The world is buried in snow yet again.
Today, after seeing pictures of a beautiful teenage girl in a beautiful dress, I had the thought, "Beauty is wasted on the young!". And then I started really analyzing WHY I had that particular thought. So now you, my few lucky readers, get to sit through my thought process.
My gut reaction for saying beauty is wasted on the young is two-fold. First of all, most girls don't realize just how beautiful they are in high school until about 5-10 years later. Suddenly, they look back at their old photos and think, "Holy crap, I was gorgeous! Why did I waste so much time moping about because I thought I was too fat/too thin/too short/too tall/too ugly?" Second of all...beautiful young girls don't know what to DO with their beauty. Don't get me wrong, I am in no way trying to insinuate that teenagers should dress up to show off all their assets in a provocative way...which, oddly enough, is the first idea that seems to spring to mind when someone mentions "showing off assets". I just think it's a shame that girls don't seem to know or have much interest in dressing for their body type. They inevitably dress in far too revealing clothes that don't actually flatter their figures, no matter what they might think...or they dress in baggy jeans and T-shirts that ALSO don't flatter them.
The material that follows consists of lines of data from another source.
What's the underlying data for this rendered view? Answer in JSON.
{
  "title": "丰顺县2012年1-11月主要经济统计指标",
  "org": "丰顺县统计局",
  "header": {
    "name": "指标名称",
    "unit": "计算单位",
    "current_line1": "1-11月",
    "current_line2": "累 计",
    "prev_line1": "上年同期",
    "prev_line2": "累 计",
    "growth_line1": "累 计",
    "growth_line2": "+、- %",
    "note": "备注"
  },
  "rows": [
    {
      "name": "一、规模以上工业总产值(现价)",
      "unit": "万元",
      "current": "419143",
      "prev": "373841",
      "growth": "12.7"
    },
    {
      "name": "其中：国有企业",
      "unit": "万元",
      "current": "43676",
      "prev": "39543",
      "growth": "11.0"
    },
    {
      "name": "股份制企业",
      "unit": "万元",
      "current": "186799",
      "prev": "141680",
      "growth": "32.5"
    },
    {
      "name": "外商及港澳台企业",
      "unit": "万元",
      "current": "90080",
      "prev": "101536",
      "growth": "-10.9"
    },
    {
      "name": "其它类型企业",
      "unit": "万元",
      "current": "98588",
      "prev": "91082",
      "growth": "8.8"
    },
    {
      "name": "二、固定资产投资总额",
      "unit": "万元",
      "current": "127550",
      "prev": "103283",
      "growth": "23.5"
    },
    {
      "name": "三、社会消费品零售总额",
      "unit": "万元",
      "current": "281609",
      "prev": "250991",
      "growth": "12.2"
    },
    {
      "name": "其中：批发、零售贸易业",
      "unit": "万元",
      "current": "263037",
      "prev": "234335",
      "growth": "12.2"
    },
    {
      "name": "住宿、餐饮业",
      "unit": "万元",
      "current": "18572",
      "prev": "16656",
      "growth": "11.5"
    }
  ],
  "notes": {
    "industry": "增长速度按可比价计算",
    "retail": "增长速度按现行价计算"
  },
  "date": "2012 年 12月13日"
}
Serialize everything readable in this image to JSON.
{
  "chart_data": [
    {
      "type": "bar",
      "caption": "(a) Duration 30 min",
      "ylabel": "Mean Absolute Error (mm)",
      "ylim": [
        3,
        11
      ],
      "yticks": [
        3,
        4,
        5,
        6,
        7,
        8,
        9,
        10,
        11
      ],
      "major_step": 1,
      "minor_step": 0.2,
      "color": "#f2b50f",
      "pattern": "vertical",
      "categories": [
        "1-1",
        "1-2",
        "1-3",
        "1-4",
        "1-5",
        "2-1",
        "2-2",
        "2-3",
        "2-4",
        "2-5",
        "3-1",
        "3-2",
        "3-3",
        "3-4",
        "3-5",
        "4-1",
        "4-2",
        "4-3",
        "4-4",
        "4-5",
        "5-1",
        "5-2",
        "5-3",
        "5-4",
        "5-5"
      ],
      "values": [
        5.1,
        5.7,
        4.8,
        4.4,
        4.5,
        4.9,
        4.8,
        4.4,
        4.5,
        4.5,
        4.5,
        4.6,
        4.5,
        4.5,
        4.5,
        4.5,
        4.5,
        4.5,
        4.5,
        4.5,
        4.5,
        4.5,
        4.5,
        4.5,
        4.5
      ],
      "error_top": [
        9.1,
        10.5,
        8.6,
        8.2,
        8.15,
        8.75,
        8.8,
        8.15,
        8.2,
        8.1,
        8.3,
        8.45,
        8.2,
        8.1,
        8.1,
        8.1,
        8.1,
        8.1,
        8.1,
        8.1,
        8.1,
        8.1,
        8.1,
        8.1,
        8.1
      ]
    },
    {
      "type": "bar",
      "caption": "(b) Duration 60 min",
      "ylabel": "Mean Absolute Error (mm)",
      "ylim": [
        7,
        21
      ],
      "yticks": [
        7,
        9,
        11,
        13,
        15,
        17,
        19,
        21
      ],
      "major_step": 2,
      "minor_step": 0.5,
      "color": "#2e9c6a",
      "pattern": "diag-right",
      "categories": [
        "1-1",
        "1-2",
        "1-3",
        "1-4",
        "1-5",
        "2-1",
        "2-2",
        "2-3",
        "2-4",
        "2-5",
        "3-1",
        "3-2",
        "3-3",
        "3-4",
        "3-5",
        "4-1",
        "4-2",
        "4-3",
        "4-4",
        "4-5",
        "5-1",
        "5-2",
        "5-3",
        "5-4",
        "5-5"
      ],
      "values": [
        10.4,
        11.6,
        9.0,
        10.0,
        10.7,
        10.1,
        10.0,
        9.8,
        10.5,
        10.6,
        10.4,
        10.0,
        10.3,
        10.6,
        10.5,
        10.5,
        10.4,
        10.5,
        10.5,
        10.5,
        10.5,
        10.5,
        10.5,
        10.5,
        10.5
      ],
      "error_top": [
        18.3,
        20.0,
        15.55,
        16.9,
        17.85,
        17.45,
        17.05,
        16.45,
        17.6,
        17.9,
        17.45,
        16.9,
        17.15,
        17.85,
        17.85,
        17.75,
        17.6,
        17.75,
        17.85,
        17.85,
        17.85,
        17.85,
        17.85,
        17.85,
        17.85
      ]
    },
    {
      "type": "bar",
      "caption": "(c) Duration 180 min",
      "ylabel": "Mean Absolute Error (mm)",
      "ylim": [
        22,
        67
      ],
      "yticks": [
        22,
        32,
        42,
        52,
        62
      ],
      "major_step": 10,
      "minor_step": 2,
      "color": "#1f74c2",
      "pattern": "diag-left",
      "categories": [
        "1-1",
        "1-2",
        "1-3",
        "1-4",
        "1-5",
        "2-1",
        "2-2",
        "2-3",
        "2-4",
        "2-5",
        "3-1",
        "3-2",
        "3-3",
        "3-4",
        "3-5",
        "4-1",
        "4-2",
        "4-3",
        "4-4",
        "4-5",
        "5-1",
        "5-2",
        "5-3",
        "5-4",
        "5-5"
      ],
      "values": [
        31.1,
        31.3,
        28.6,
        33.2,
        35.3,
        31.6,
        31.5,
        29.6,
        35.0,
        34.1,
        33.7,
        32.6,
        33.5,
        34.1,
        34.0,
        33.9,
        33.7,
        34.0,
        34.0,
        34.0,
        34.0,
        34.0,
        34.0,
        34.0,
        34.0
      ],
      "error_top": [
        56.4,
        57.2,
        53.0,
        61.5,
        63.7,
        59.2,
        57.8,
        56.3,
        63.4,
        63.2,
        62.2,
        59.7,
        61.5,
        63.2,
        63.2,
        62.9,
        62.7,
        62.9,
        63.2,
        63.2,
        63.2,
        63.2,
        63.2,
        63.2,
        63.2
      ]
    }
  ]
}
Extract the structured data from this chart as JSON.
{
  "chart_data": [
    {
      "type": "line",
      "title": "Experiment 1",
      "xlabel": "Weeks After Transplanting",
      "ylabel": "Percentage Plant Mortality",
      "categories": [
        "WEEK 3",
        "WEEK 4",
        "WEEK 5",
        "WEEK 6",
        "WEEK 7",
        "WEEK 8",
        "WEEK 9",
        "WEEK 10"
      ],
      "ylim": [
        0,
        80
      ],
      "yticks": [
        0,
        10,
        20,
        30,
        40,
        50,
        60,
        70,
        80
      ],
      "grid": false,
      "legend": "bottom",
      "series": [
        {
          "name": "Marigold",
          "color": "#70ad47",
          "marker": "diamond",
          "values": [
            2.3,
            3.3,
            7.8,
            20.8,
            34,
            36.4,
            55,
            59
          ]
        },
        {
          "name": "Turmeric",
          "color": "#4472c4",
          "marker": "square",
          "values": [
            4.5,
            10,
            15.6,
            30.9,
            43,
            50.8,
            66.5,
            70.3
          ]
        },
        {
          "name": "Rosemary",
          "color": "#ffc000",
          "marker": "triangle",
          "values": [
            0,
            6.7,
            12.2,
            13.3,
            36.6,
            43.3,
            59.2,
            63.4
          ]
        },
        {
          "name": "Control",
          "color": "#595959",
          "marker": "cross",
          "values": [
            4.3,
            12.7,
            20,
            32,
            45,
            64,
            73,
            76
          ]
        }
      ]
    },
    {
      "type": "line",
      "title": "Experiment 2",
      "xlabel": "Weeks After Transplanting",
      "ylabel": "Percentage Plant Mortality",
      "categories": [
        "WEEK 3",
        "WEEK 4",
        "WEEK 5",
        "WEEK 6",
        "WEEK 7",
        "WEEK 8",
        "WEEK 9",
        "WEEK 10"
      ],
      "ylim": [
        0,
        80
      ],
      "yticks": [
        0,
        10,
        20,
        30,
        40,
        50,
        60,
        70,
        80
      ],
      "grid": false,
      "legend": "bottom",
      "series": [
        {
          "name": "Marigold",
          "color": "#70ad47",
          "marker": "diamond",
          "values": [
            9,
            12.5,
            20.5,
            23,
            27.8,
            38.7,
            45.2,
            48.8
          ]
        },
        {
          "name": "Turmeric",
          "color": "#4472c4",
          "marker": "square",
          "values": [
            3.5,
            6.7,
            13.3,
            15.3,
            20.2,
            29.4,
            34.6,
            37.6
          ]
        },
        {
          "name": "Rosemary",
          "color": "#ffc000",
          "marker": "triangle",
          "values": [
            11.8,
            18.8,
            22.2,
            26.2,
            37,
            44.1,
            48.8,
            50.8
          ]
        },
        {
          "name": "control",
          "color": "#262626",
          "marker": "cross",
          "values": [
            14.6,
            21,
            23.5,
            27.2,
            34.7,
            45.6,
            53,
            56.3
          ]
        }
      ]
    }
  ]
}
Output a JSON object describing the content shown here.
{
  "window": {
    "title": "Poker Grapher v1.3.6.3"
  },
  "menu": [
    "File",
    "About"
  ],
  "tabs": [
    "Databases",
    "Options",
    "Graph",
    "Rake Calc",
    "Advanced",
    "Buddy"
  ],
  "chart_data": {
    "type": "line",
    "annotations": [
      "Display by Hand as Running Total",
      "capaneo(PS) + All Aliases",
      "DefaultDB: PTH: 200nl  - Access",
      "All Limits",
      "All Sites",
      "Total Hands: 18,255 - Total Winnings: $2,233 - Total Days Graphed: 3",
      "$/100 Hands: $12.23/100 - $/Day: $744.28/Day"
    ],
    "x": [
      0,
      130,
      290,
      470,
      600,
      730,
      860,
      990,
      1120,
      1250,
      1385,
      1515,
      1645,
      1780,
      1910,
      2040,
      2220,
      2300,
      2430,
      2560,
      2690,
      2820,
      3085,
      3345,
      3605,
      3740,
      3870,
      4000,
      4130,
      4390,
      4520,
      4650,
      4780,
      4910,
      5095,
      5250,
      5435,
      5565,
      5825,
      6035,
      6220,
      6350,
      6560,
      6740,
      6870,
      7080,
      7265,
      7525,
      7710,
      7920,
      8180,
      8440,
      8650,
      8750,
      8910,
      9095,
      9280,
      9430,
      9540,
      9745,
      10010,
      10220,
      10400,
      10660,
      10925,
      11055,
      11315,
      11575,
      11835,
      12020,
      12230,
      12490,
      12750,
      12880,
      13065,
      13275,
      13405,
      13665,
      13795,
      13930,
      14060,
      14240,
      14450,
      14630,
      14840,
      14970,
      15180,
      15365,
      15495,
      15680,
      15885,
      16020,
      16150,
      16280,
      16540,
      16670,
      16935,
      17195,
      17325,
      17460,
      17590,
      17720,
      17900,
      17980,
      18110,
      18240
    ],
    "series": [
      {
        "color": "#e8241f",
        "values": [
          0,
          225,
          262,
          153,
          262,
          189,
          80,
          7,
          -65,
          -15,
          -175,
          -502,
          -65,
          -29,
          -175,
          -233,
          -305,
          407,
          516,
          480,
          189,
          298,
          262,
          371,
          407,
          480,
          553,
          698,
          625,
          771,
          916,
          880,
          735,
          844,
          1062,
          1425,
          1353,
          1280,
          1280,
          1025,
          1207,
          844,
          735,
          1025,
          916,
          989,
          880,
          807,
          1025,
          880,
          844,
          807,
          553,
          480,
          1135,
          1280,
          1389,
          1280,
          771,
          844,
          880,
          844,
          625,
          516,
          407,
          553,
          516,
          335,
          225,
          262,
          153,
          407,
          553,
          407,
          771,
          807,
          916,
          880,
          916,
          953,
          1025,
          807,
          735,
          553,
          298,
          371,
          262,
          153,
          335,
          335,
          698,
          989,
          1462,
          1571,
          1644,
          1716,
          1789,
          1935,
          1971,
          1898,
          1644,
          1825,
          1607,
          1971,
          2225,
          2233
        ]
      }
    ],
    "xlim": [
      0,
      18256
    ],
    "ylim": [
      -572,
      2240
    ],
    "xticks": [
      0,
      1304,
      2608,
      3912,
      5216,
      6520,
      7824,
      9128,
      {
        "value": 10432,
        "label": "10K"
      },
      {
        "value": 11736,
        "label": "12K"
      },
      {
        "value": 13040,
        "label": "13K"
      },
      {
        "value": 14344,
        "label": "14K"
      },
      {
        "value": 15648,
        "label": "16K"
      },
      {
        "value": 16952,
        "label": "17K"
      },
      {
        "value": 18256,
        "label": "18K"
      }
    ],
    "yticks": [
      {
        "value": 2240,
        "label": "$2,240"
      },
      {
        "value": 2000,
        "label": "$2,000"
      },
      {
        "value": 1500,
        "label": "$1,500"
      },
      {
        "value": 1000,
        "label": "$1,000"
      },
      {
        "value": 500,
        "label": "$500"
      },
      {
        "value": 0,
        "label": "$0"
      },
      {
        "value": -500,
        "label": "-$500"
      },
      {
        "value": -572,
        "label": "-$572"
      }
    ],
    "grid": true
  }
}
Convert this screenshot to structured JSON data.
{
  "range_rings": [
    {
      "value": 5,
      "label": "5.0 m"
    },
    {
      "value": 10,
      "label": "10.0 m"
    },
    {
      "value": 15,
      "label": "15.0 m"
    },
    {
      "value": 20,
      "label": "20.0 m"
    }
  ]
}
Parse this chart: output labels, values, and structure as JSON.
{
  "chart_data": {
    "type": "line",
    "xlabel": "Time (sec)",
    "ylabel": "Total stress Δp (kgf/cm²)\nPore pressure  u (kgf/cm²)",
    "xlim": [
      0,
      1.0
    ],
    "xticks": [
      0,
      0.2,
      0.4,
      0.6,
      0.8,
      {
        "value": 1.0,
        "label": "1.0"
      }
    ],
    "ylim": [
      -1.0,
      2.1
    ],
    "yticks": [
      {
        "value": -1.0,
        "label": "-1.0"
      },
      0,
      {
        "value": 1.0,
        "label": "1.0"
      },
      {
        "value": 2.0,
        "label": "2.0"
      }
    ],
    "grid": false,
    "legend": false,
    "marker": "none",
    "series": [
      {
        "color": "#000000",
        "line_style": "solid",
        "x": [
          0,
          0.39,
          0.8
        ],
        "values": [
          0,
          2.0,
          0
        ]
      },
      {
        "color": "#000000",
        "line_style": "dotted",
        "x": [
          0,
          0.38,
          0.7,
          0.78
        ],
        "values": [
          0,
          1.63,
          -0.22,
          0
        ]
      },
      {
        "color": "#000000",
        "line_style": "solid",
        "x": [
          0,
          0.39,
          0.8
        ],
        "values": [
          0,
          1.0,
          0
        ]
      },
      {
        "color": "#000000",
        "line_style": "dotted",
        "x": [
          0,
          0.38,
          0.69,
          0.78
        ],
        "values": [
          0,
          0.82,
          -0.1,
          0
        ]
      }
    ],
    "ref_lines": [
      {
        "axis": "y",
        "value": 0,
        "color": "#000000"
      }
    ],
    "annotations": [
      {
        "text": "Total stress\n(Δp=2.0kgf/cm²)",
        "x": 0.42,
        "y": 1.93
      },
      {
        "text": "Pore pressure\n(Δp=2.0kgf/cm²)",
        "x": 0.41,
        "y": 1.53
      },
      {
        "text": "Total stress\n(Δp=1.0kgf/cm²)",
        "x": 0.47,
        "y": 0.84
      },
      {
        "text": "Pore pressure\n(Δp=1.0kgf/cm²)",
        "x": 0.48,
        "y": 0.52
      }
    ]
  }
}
I'm trying to understand this phenomenon. To break it down in a really basic form...it seems that girls dress like sluts because they want attention, and girls dress in baggy clothes because they don't want attention. What's sad is, both types end up receiving negative attention. If girls were taught to dress in a manner appropriate for their age and body type...I'm no expert, but I imagine it would do wonders for teenage self-esteem.
I realized pretty quickly after I had my first thought (beauty is wasted on the young) that there's a deeper problem. And, while I know the media is an easy target to pin society's problems on...I really believe the media is at least partly at fault here. It's not the only factor by any means. Even without media, teenage body issues would still exist. But fashion is affected by the media...and subsequently, the way teenage girls dress is affected. The ones who end up looking like sluts dress that way because they see adult women in magazines doing so. The women they see are touted as being the sexiest women in the world, so of course girls are going to try to emulate that. Magazines don't tell them, "Oh, by the way, those clothes the model is wearing? Yeah, they look good on her body type, but a very, very small percentage of real people look good in those clothes."
Some girls take the opposite route. They know they can never look like women they see in the media, so they cover their bodies up completely. They make themselves look sloppy, they hide in oversized jeans and boys t-shirts. Their posture slumps because they feel too tall, or because they're ashamed of their figures. They make fun of the girls who dress like sluts, mainly because they think slutty or sloppy are the only two options they have.
Wouldn't it be great if we started teaching teenagers how to dress for their body types? Instead of just showing them pictures of models in magazines and saying, "Here, this is in style. Go swipe your dad's Visa so you can look like this!", wouldn't it be better to teach them that one of the best ways to look fashionable and look good is to dress in a way that flatters them? I think so many girls could benefit from this. It should be a required topic in health class...and it should include all body types. Fat girls, thin girls, short girls, tall girls. Girls with big boobs, girls with big hips, girls who have pencil-thin waists but flabby arms.
It's true that beauty comes from the inside, but sometimes it's hard to see that beauty when you're wearing clothes three times too small that wouldn't even look good if they had them in your real size.